Bakan bey, "Bu de demek biliyor musunuz?" diye sordu:

- Allah korusun, arada biz de gidiyoruz. Adam, olayı öyle bir hale getiriyor ki, sanayiciye "Yukarının haberi oldu, onlar paylarından vazgeçtiler. Sen bizim payımızı ver, işini görelim" mesajını veriyor.

Ardından da ekledi:

- Görüyorsunuz, bunlarla mücadele etmek ne kadar zor!

. . . . . . . . . .

Olay öylesine rezilleşmiş... O kadar ayağa düşmüş... O derece yayılmış... Bunlar öylesine pervasızlaşmışlar ki...

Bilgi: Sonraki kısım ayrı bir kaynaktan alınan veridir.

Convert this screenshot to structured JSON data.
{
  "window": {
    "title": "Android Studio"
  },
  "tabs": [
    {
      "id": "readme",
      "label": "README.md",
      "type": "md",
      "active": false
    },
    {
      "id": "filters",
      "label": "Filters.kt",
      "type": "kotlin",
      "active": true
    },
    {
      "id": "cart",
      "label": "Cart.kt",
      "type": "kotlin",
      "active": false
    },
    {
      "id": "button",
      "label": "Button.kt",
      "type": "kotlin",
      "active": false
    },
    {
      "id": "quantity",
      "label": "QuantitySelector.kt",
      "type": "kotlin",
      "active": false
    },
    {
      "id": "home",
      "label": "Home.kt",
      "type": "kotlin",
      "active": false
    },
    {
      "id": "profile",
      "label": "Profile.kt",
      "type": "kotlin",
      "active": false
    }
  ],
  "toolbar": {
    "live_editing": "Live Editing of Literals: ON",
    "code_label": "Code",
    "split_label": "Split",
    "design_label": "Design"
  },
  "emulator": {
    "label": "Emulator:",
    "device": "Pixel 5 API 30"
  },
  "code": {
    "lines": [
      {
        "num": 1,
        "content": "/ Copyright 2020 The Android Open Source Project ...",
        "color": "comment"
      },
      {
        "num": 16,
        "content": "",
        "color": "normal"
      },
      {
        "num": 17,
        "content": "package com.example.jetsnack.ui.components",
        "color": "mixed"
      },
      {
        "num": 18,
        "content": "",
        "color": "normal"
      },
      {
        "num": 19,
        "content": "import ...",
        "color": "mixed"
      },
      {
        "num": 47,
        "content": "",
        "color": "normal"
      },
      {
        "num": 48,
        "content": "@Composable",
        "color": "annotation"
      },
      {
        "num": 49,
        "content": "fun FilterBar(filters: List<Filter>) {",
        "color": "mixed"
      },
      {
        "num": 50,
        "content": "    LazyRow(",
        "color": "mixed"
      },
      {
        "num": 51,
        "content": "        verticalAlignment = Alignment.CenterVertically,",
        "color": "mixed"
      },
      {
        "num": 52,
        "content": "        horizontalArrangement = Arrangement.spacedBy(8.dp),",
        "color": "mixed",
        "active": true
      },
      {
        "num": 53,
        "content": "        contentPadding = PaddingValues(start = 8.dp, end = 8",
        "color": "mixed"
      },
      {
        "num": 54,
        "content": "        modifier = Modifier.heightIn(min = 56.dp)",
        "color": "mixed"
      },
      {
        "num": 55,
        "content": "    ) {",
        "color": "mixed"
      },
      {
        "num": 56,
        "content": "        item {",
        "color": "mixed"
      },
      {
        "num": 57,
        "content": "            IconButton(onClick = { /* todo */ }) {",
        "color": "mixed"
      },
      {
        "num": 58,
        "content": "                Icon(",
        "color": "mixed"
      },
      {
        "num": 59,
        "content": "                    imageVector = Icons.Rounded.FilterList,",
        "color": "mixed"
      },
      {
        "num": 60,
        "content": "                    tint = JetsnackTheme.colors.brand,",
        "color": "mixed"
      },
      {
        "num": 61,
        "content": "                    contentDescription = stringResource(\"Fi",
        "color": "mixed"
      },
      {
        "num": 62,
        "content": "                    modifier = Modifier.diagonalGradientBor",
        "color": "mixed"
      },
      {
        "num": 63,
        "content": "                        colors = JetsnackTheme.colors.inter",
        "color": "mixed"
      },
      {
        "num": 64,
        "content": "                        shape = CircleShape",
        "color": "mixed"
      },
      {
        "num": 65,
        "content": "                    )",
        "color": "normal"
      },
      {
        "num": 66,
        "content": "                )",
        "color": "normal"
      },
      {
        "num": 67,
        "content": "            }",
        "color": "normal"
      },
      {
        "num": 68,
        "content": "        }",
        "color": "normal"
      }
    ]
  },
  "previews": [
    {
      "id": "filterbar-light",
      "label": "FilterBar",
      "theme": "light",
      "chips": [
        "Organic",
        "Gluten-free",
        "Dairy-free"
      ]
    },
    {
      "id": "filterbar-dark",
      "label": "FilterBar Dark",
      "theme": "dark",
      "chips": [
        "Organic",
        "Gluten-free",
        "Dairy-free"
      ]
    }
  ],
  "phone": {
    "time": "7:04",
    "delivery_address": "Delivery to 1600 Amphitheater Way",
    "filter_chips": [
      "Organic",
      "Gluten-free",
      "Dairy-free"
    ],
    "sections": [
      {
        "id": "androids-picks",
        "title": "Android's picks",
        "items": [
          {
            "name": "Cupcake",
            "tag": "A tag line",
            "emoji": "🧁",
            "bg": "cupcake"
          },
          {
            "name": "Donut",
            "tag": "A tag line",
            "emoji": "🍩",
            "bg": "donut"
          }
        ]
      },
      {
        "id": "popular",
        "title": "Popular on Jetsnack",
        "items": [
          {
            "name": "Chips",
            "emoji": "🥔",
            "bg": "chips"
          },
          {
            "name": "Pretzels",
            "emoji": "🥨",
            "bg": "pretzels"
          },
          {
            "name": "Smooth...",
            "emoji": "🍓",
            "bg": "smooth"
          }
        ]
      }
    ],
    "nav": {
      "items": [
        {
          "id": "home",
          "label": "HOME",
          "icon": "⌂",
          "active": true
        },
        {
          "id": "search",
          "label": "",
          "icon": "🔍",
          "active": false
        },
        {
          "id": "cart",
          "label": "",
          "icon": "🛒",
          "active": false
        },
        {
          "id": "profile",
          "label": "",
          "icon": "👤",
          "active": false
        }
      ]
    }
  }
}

Rüşvet çarkından bakanın haberi oluyor. Bunlar, yine de geri adım atmaya yanaşmıyorlar. Pişkin mi pişkin, rüşvet istemeye devam ediyorlar:

- Bari yarısını ver!

Maalesef, yüzlerine tükürseniz "Yarabbi şükür" diyecek olan bu zihniyetteki insanlar, her dönemde bürokrasideki yerlerini koruyorlar!